LAUSR

BACKGROUND A multi-season phase III trial conducted in the Northern and Southern Hemispheres demonstrated the efficacy of a quadrivalent split-virion inactivated influenza vaccine (IIV4) in children 6-35 months of age. METHODS Data collected during the phase III trial were analysed to examine the vaccine efficacy (VE) of IIV4 in preventing laboratory-confirmed influenza in age subgroups and to determine the relative risk for IIV4 vs. placebo for severe outcomes, healthcare use, and parental absenteeism from work associated with laboratory-confirmed influenza. RESULTS VE (95% confidence interval [CI]) to prevent laboratory-confirmed influenza due to any A or B strain was 54.76% (40.24-66.03%) for participants aged 6-23 months and 46.91% (23.57-63.53%) for participants aged 24-35 months. VE (95% CI) to prevent laboratory-confirmed influenza due to vaccine-similar strains was 74.51% (53.55-86.91%) for participants aged 6-23 months and 59.78% (19.11-81.25%) for participants aged 24-35 months. Compared to placebo, IIV4 reduced the risk (95% CI) by 31.28% (8.96-89.34%) for acute otitis media, 21.76% (6.46-58.51%) for acute lower respiratory infection, 40.80% (29.62-55.59%) for healthcare medical visits, 29.71% (11.66-67.23%) for parent absenteeism from work, and 39.20% (26.89-56.24%) for antibiotic use.
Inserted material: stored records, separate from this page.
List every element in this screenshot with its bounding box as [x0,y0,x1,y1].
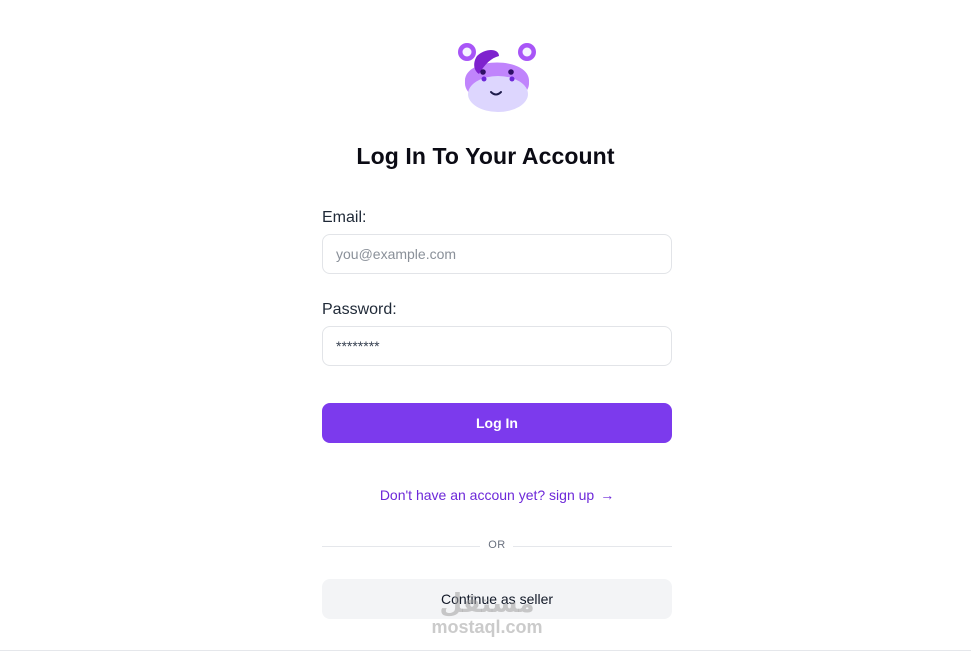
password-label: Password: [322,301,397,318]
signup-link-text: Don't have an accoun yet? sign up [379,487,595,503]
login-form: Email: Password: Log In Don't have an ac… [322,0,672,659]
password-field[interactable] [322,326,672,366]
login-page: Log In To Your Account Email: Password: … [0,0,971,659]
email-label: Email: [322,209,367,226]
arrow-right-icon: → [600,487,615,503]
signup-link[interactable]: Don't have an accoun yet? sign up → [322,487,672,503]
or-divider: OR [322,538,672,554]
bottom-divider [0,650,971,651]
login-button[interactable]: Log In [322,403,672,443]
divider-text: OR [488,539,506,551]
continue-as-seller-button[interactable]: Continue as seller [322,579,672,619]
email-field[interactable] [322,234,672,274]
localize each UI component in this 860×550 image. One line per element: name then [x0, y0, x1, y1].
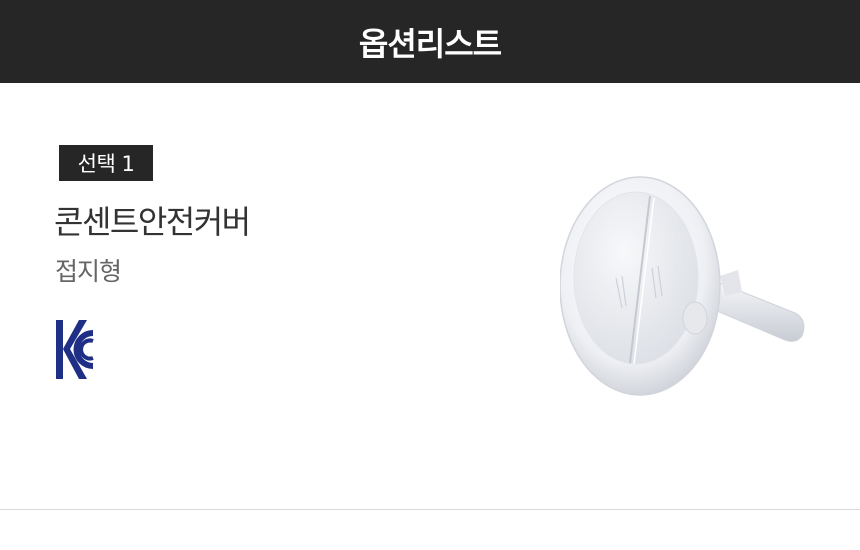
bottom-divider [0, 509, 860, 510]
product-name: 콘센트안전커버 [54, 203, 251, 241]
kc-certification-icon [56, 320, 94, 379]
outlet-cover-product-image [560, 176, 805, 396]
page-header: 옵션리스트 [0, 0, 860, 83]
product-variant: 접지형 [55, 257, 122, 286]
page-title: 옵션리스트 [358, 24, 502, 63]
option-badge: 선택 1 [59, 145, 153, 181]
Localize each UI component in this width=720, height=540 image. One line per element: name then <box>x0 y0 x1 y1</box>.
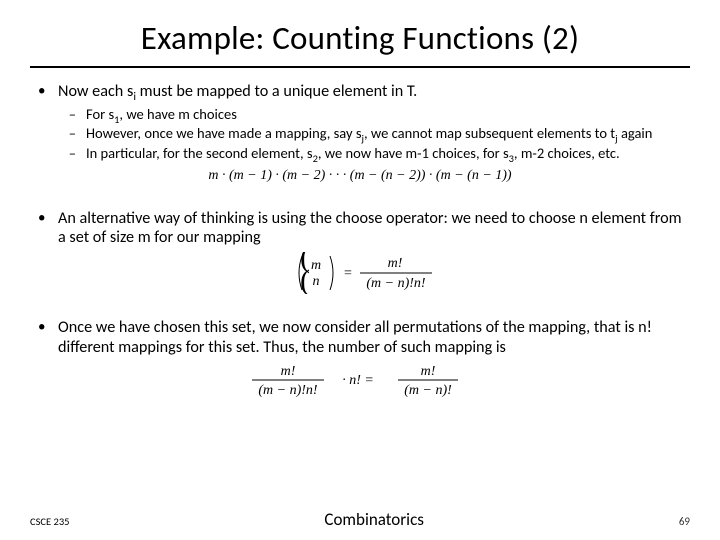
formula-binomial: ( ( m n = m! (m − n)!n! <box>32 252 688 300</box>
title-underline <box>30 66 690 68</box>
text-run: , m-2 choices, etc. <box>514 144 620 162</box>
text-run: , we cannot map subsequent elements to t <box>364 124 615 142</box>
bullet-marker: • <box>32 318 58 358</box>
text-run: Now each s <box>58 82 133 101</box>
svg-text:n: n <box>313 274 320 289</box>
svg-text:· n! =: · n! = <box>342 373 374 388</box>
svg-text:m!: m! <box>388 256 403 271</box>
bullet-level1: • An alternative way of thinking is usin… <box>32 209 688 249</box>
slide-footer: CSCE 235 Combinatorics 69 <box>30 509 690 530</box>
text-run: must be mapped to a unique element in T. <box>136 82 417 101</box>
bullet-marker: – <box>32 145 86 163</box>
svg-text:m: m <box>311 258 321 273</box>
bullet-level1: • Now each si must be mapped to a unique… <box>32 82 688 102</box>
slide-body: • Now each si must be mapped to a unique… <box>30 82 690 407</box>
bullet-text: Once we have chosen this set, we now con… <box>58 318 688 358</box>
bullet-level2: – However, once we have made a mapping, … <box>32 125 688 143</box>
text-run: In particular, for the second element, s <box>86 144 313 162</box>
formula-product: m · (m − 1) · (m − 2) · · · (m − (n − 2)… <box>32 165 688 191</box>
footer-course: CSCE 235 <box>30 515 70 528</box>
svg-text:=: = <box>344 266 352 281</box>
bullet-marker: – <box>32 125 86 143</box>
bullet-marker: • <box>32 82 58 102</box>
bullet-level2: – For s1, we have m choices <box>32 106 688 124</box>
text-run: again <box>618 124 653 142</box>
svg-text:m!: m! <box>281 364 296 379</box>
text-run: However, once we have made a mapping, sa… <box>86 124 362 142</box>
slide: Example: Counting Functions (2) • Now ea… <box>0 0 720 540</box>
bullet-marker: • <box>32 209 58 249</box>
bullet-level1: • Once we have chosen this set, we now c… <box>32 318 688 358</box>
svg-text:m!: m! <box>421 364 436 379</box>
svg-text:(m − n)!n!: (m − n)!n! <box>366 276 426 291</box>
svg-text:(m − n)!n!: (m − n)!n! <box>258 383 318 398</box>
footer-topic: Combinatorics <box>70 509 679 530</box>
svg-text:(m − n)!: (m − n)! <box>404 383 452 398</box>
formula-result: m! (m − n)!n! · n! = m! (m − n)! <box>32 361 688 407</box>
text-run: , we now have m-1 choices, for s <box>318 144 509 162</box>
bullet-text: Now each si must be mapped to a unique e… <box>58 82 688 102</box>
formula-text: m · (m − 1) · (m − 2) · · · (m − (n − 2)… <box>208 168 512 183</box>
bullet-text: An alternative way of thinking is using … <box>58 209 688 249</box>
slide-title: Example: Counting Functions (2) <box>30 18 690 66</box>
footer-page-number: 69 <box>679 515 690 528</box>
bullet-marker: – <box>32 106 86 124</box>
text-run: For s <box>86 105 114 123</box>
bullet-text: For s1, we have m choices <box>86 106 688 124</box>
text-run: , we have m choices <box>119 105 236 123</box>
bullet-text: However, once we have made a mapping, sa… <box>86 125 688 143</box>
bullet-text: In particular, for the second element, s… <box>86 145 688 163</box>
bullet-level2: – In particular, for the second element,… <box>32 145 688 163</box>
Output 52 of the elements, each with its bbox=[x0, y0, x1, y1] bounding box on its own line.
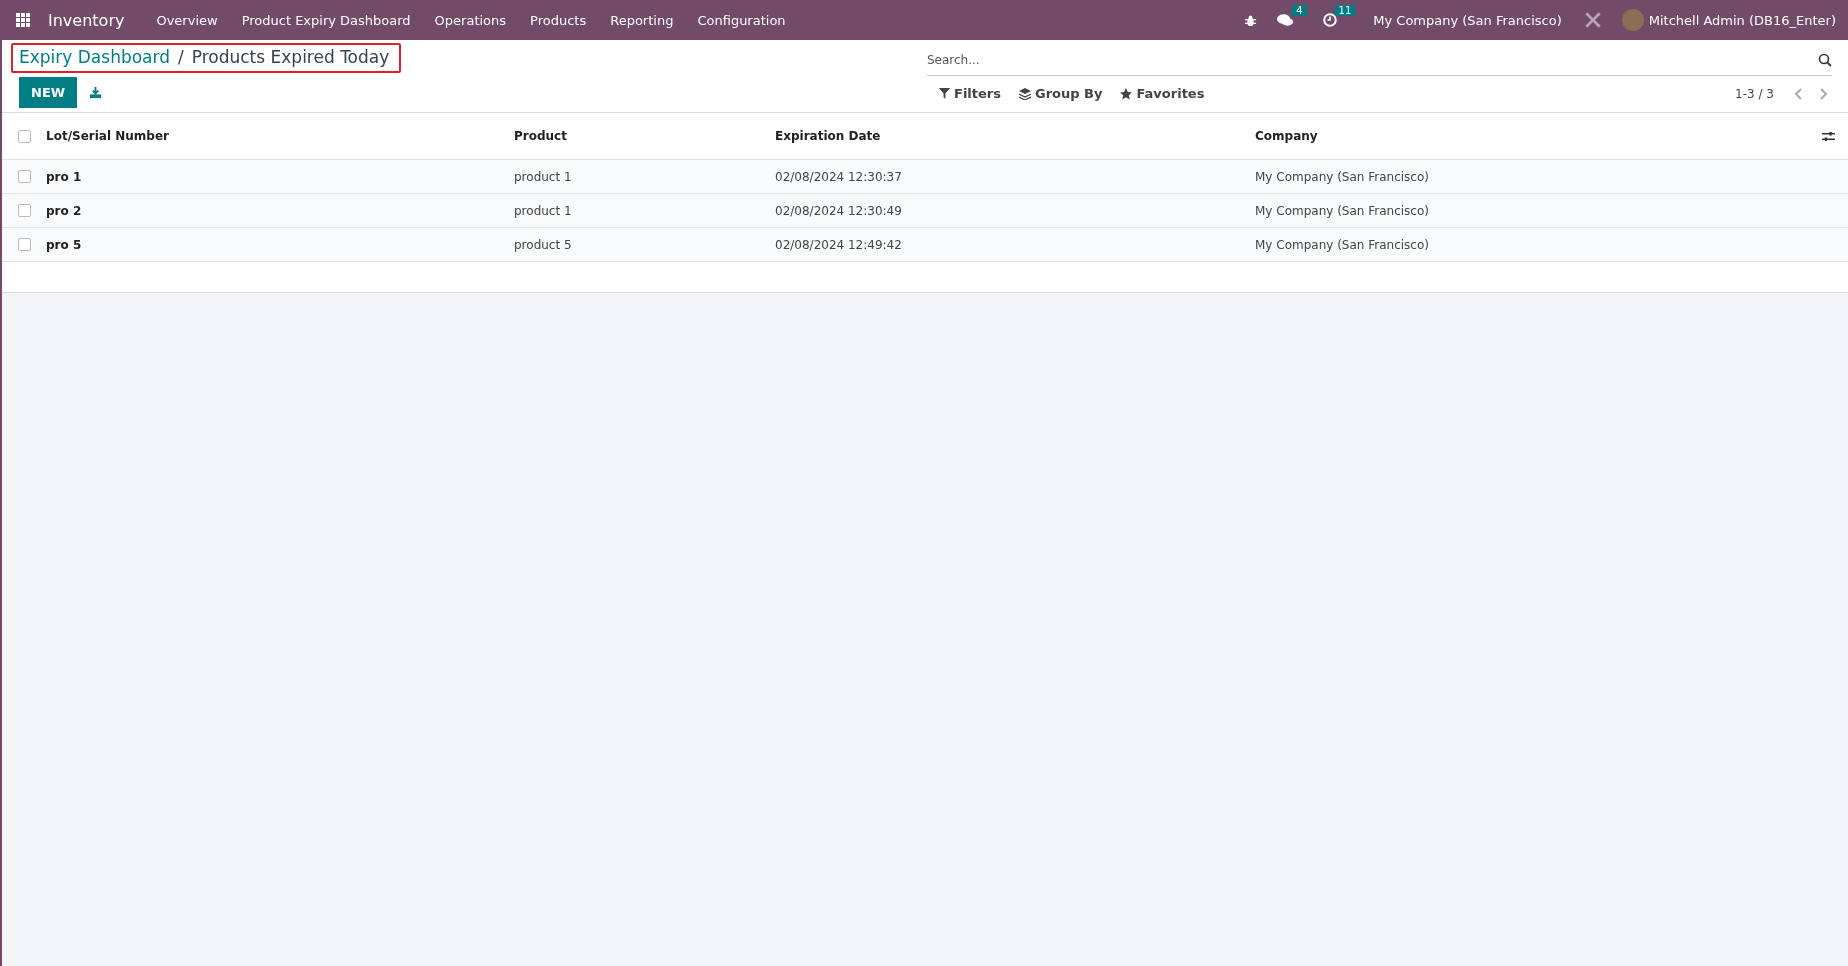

CONCLUSION In children aged 6-35 months, vaccination with IIV4 reduces severe outcomes of influenza as well as the associated burden for their parents and the healthcare system. In addition, vaccination with IIV4 is effective at preventing against influenza in children aged 6-23 and 24-35 months. TRIAL REGISTRATION EudraCT no. 2013-001231-51.